Harrison Garrett, 82, retired investment banker


William F. Schmick Jr. was incorrectly identified in an obituary on Harrison Garrett in yesterday's editions. The Sun regrets the error.

Harrison Garrett, a retired investment banker, philanthropist and member of one of Maryland's most prominent families, died of congestive heart failure Wednesday at his Brooklandville home. He was 82.

He retired in 1974 as chairman of the board of Robert Garrett & Sons, ending a career that began in 1946 at the Baltimore-based investment banking firm that was founded in 1840 and bore his great-great grandfather's name. The firm merged with Alex. Brown & Sons Inc. in 1974.

He was born in Baltimore, the son of Robert Garrett.

His father was a member of the U.S. team that participated in the first modern Olympic Games in Athens in 1896 and won a gold medal in the discus. The Garrett family also had an integral part in the building of the Baltimore and Ohio railroad.

Mr. Garrett graduated from the Calvert School in 1921 and the Gilman School in 1929. He earned a bachelor's degree from Princeton University in 1933. While at Princeton, he lettered in track and football for three years and was an honorable mention All-American in football.

He began his business career with Bankers Trust Co. of New York and worked in New York City and London before returning to Baltimore in 1941.

During World War II, he was an artilleryman in the Army's 44th Division in France, Germany and Austria. He was awarded the Silver Star and the Bronze Star and was discharged in 1945 with the rank of lieutenant colonel.

His many directorships included the Mercantile Safe Deposit & Trust Co., the Murray Corp., PharmaPlastics Inc. and the A. S. Abell Co., where he was a board member from 1951 until 1981.

"I've known him as a director of the A. S. Abell Co. and as a close personal friend," said William F. Schmick Sr., who retired in 1978 as president of Abell, former publisher of The Baltimore Sun.

"He was always forthright in expressing his opinion and contributed most significantly to the company."

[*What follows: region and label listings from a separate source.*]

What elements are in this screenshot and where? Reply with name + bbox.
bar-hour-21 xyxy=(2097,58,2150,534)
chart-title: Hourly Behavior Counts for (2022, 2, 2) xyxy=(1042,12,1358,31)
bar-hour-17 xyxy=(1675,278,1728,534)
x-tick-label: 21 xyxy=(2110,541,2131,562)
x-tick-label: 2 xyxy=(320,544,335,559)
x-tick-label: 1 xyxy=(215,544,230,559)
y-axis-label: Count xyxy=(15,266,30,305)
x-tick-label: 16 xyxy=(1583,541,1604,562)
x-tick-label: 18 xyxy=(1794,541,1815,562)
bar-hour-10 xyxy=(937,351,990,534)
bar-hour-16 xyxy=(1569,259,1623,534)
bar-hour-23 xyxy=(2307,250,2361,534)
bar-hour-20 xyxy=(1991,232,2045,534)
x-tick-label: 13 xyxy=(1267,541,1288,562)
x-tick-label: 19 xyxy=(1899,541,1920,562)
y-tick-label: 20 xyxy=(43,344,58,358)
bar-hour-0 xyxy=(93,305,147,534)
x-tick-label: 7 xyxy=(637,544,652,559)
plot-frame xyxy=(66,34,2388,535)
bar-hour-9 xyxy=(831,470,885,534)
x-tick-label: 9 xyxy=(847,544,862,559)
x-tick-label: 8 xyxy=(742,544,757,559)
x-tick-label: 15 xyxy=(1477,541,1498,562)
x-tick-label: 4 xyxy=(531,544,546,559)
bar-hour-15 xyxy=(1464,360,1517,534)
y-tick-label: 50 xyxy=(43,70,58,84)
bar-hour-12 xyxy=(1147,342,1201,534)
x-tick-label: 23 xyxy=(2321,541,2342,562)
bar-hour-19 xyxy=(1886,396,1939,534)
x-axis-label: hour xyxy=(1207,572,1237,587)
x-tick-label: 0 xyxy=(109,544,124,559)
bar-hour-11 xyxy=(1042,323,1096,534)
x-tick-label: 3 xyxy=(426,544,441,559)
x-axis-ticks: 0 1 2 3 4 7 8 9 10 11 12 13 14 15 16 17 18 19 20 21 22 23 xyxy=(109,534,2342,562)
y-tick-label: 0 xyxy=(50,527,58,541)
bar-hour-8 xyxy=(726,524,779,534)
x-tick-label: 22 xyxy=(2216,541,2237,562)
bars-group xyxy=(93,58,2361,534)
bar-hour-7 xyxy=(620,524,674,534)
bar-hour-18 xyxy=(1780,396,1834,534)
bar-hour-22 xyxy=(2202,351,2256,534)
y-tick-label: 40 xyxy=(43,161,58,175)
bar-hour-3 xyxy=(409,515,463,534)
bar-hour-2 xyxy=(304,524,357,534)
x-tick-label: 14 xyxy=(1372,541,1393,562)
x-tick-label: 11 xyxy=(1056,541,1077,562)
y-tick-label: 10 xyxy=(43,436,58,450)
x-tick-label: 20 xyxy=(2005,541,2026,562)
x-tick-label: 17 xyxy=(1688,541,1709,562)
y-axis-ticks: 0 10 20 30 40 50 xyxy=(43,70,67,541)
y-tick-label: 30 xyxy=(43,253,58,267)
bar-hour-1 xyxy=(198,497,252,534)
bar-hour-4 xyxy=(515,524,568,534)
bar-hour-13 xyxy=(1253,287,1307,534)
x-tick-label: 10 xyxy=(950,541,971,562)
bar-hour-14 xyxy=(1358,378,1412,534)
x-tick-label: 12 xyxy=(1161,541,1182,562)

Donald H. Patterson, retired president, publisher and chief executive officer of Abell who succeeded Mr. Schmick, said, "He was an honest-to-goodness and thoughtful gentleman who was very kind and sociable. He was always willing to listen to questions and suggestions with thoughtful consideration."

Mr. Garrett was a trustee and officer of Children's Hospital, the Robert Garrett Fund for the Surgical Treatment of Children, the Evergreen House Foundation, Hospital for Consumptives of Maryland and the Johns Hopkins Hospital.

He had been a board member and trustee of Princeton, St. Timothy's School and the American University in Cairo, Egypt.

"He spent his life giving to other folks," remembered a son, Robert Garrett of New York. "He was strong-willed but had a great sense of humility and duty towards the community and his family. He was a man of impeccable honor."

Mr. Garrett was a member of the Maryland Club, the Merchants Club, the Elkridge Club, the Cap & Gown Club of Princeton and the Nassau Club.

He was a member of Old St. Paul's Episcopal Church and was active in the affairs of the parish, the Episcopal Diocese of Maryland and the Protestant Episcopal Church U.S.A.

His first wife, the former Grace Dodge Rea of Pittsburgh, whom he married in 1936, died in 1977. The next year, he married the former Dorothea D. Williams Moss of Baltimore, who died in 1992.

A memorial service is to be held at 11 a.m. Feb. 5 at Old St. Paul's Church, Charles and Saratoga streets, Baltimore.

Survivors include two other sons, James Rea Garrett of Brooklandville and Dr. Thomas Harrison Garrett of Santa Rosa, Calif.; a daughter, Julia Garrett Fox of West Newton, Mass.; two stepsons, Ambler H. Moss Jr. of Coral Gables, Fla., and Robert W. Moss of Dallas; three sisters, Katharine Garrett Bainbridge of Brooklandville, Alice Whitridge Phillips of Tucson, Ariz., and Ella G. Brigham of Paul Smiths, N.Y.; nine grandchildren; and six step-grandchildren.

Memorial donations may be made to Old St. Paul's Episcopal Church, 309 Cathedral St., Baltimore 21201; or the Calvert School, c/o Barclay Project, 105 Tuscany Road, Baltimore 21210.